In this case, this Court finds that the Trustee has met his initial burden of proof to demonstrate to the Court's satisfaction that the two separate financial transactions evidenced by the applicable Retail Installment Contract included the separate transaction where Barnard Chevrolet loaned the Debtors money to refinance the negative equity they had in the Cavalier for the following reasons:

1. Barnard Chevrolet gave the Debtors a $7,554.00 allowance for the Cavalier, even though the NADA Guide trade-in value for the Cavalier was at most only $3,925.00;
2. Even though the $7,554.00 allowance for the Cavalier may have been within the range of the values that resulted in the high end NADA Guide trade-in value of $3,925.00, although that seems unlikely, the Debtors paid more than $31,000.00 for the Trailblazer replacement vehicle that had a manufacturer's suggested retail price of approximately $20,950.00; and
3 The overall price paid by the Debtors for the Trailblazer indicates that they in fact had significant negative equity in the Cavalier.

CONCLUSION

Subject to the right of GMAC to request a hearing by March 12, 2007 on the issues of whether negative equity was refinanced or to determine the retail value of the Trailblazer, for the reasons set forth in Peaslee[6] and Jackson, pursuant to Section 506(a)(1), GMAC shall have an allowed secured claim of $17,300.00, reduced by any payments received in the Cassidy Case, to be paid in equal monthly payments together with the applicable Till rate of interest, to be set forth in the Confirmation Order presented to the Court by the Trustee, and an unsecured claim for $4,327.00.

IT IS SO ORDERED.

NOTES

[1] Section 506 provides, in part, that:

(a) (1) An allowed claim of a creditor secured by a lien on property in which the estate has an interest, or that is subject to setoff under section 553 of this title, is, a secured claim to the extent of the value of such creditor's interest in the estate's interest in such property, or to the extent of the amount subject to setoff, as the case may be, and is an unsecured claim to the extent that the value of such creditor's interest or the amount so subject to setoff is less than the amount of such allowed claim.

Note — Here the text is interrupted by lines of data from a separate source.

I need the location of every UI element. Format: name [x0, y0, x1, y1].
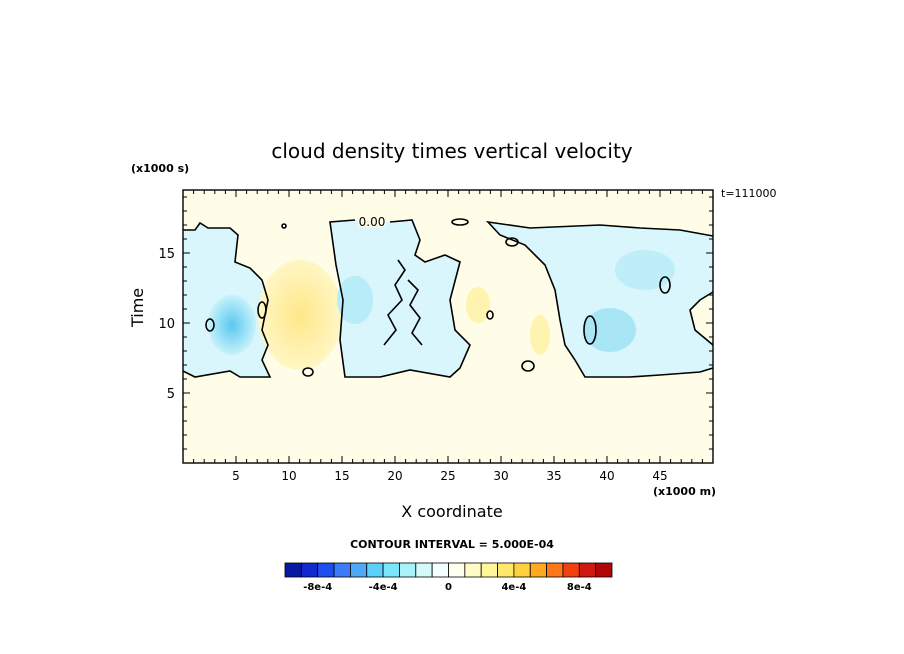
- colorbar-swatch: [317, 562, 335, 578]
- colorbar-swatch: [300, 562, 319, 578]
- negative-blob-middle: [337, 276, 373, 324]
- y-tick-label: 15: [158, 247, 175, 262]
- positive-blob-small: [530, 315, 550, 355]
- x-tick-label: 5: [232, 469, 240, 483]
- colorbar-tick-label: -4e-4: [369, 582, 398, 593]
- colorbar-swatch: [399, 562, 417, 578]
- colorbar-swatch: [333, 562, 351, 578]
- x-tick-label: 10: [281, 469, 296, 483]
- x-tick-label: 25: [440, 469, 455, 483]
- x-tick-label: 30: [493, 469, 508, 483]
- colorbar-swatch: [497, 562, 515, 578]
- contour-label: 0.00: [359, 215, 386, 229]
- chart-title: cloud density times vertical velocity: [271, 139, 633, 163]
- colorbar-swatch: [366, 562, 384, 578]
- colorbar-swatch: [562, 562, 580, 578]
- contour-interval-label: CONTOUR INTERVAL = 5.000E-04: [350, 538, 554, 551]
- colorbar-tick-label: 0: [445, 582, 452, 593]
- colorbar-swatch: [480, 562, 498, 578]
- colorbar-swatch: [513, 562, 531, 578]
- colorbar-swatch: [546, 562, 564, 578]
- colorbar-swatch: [415, 562, 433, 578]
- x-tick-label: 15: [334, 469, 349, 483]
- colorbar-tick-label: 8e-4: [567, 582, 592, 593]
- positive-blob-main: [258, 260, 342, 370]
- negative-blob-right: [584, 308, 636, 352]
- x-tick-label: 45: [652, 469, 667, 483]
- x-axis-label: X coordinate: [401, 502, 503, 521]
- zero-contours: [182, 218, 714, 378]
- colorbar-swatch: [448, 562, 466, 578]
- x-tick-label: 35: [546, 469, 561, 483]
- x-tick-label: 20: [387, 469, 402, 483]
- colorbar-tick-label: 4e-4: [501, 582, 526, 593]
- time-label: t=111000: [721, 187, 777, 200]
- colorbar-swatch: [595, 562, 613, 578]
- colorbar-tick-label: -8e-4: [303, 582, 332, 593]
- negative-blob-left: [208, 295, 256, 355]
- colorbar-swatch: [578, 562, 597, 578]
- colorbar-swatch: [284, 562, 302, 578]
- colorbar-swatch: [431, 562, 449, 578]
- positive-blob-small: [466, 287, 490, 323]
- y-tick-label: 10: [158, 317, 175, 332]
- y-axis-units: (x1000 s): [131, 162, 190, 175]
- x-ticks: 5 10 15 20 25 30 35 40 45: [193, 190, 703, 483]
- colorbar-swatch: [382, 562, 400, 578]
- x-tick-label: 40: [599, 469, 614, 483]
- colorbar-swatch: [529, 562, 548, 578]
- colorbar: -8e-4 -4e-4 0 4e-4 8e-4: [284, 562, 613, 593]
- x-axis-units: (x1000 m): [653, 485, 717, 498]
- colorbar-swatch: [464, 562, 482, 578]
- y-tick-label: 5: [167, 387, 175, 402]
- y-ticks: 5 10 15: [158, 196, 713, 450]
- colorbar-swatch: [349, 562, 368, 578]
- negative-blob-right: [615, 250, 675, 290]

Such value shall be determined in light of the purpose of the valuation and of the proposed disposition or use of such property, and in conjunction with any hearing on such disposition or use or on a plan affecting such creditor's interest.

11 U.S.C. § 506 (2006).

[2] On August 7, 2006, GMAC filed a secured claim (the "GMAC Secured Claim") in the amount of $21,626.75.

[3] The Retail Installment Contract was later assigned to GMAC.

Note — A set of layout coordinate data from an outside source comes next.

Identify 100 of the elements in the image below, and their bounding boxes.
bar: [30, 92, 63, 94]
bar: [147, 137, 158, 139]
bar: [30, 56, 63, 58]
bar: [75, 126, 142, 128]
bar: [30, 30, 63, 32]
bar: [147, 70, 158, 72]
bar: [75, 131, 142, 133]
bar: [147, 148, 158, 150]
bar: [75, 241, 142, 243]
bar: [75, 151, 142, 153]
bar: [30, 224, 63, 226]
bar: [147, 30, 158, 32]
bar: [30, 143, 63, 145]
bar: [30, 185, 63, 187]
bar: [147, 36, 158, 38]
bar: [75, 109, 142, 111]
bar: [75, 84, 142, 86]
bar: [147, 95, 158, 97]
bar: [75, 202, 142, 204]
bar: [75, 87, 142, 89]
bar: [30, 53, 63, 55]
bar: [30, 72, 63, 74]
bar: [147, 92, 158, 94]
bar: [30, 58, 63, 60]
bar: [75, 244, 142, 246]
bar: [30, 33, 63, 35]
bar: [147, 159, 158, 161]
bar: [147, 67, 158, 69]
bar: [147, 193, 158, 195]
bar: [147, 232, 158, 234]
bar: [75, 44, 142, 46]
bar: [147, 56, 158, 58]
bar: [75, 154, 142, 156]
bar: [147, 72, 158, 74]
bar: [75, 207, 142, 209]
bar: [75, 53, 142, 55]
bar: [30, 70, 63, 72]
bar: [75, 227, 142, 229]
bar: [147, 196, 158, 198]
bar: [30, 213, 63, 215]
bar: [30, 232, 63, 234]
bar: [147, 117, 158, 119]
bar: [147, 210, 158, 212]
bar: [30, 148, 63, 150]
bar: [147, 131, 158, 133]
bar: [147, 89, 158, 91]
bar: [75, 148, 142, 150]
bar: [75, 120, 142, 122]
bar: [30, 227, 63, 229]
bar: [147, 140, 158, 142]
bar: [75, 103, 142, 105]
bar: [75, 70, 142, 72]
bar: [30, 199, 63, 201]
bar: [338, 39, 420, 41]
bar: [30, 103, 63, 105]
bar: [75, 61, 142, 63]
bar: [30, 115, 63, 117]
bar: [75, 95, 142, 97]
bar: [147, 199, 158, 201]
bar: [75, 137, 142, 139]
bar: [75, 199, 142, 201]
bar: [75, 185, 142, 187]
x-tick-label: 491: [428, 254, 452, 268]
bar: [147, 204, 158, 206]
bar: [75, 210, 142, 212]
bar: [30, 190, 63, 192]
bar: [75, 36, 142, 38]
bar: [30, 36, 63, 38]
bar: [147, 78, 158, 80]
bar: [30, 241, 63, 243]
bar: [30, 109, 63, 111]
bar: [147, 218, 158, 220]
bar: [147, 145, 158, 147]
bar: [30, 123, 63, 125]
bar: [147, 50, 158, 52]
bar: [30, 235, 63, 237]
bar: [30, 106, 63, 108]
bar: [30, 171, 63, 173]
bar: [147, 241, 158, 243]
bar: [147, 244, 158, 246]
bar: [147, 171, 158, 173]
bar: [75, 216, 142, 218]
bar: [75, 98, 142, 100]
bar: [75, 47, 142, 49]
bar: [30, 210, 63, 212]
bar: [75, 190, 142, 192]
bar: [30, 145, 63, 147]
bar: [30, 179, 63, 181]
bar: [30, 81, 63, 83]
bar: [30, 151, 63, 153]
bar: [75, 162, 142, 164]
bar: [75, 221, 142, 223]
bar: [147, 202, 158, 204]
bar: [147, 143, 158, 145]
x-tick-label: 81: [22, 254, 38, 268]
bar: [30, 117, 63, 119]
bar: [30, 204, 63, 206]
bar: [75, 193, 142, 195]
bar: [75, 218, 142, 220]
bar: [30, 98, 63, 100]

[4] The Trustee initially filed objections to confirmation in the cases where he believed that because of the roll-in and refinance of negative equity, the Section 1325(a)(9) Hanging Paragraph did not apply, even though the respective debtor's plan provided for treatment of the secured claim under the Section 1325(a)(9) Hanging Paragraph. It was at the Court's suggestion that the Trustee filed the valuation motions in order to insure that the respective members of the Motor Vehicle Finance Group received clear and detailed notice of the Trustee's position and so the motions could then be set down for consolidated oral arguments.

[*] [Editor's Note: Attachment omitted by publisher for publication purposes.]

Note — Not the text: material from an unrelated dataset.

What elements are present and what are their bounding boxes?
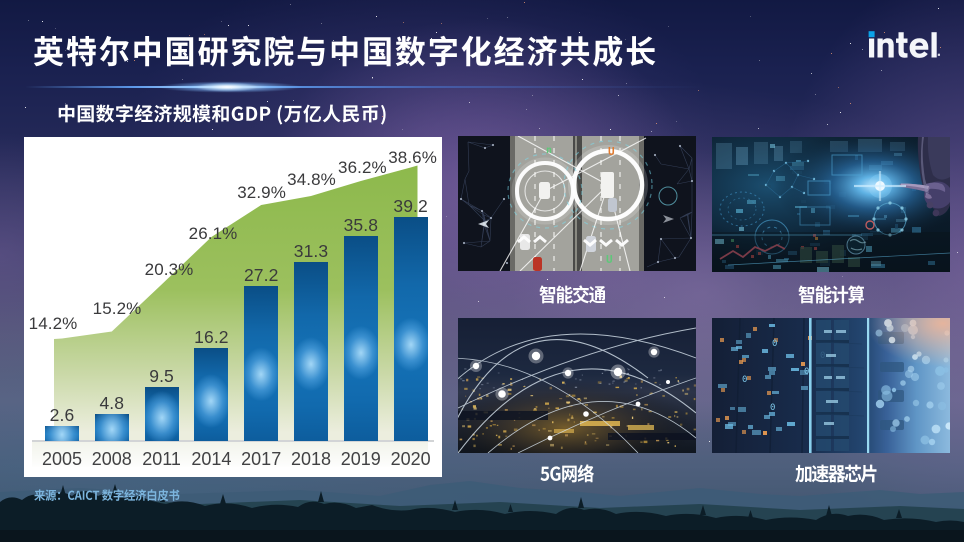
svg-text:n: n: [546, 145, 552, 156]
svg-text:U: U: [606, 253, 613, 266]
svg-text:U: U: [608, 145, 615, 158]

[**] [Editor's Note: Attachment omitted by publisher for publication purposes.]

[5] These findings, numbered (3) and (4), were primarily to address the Court's determinations in the ten other cases it had on reserve when Peaslee and Jackson were decided, including this case. Jackson also indicated that in the future these refinancing of negative equity cases would be addressed in connection with objections to confirmation when any response by a motor vehicle financer should address whether it requests a hearing on negative equity or retail value.

[6] The position and principal arguments asserted by GMAC were addressed in Peaslee.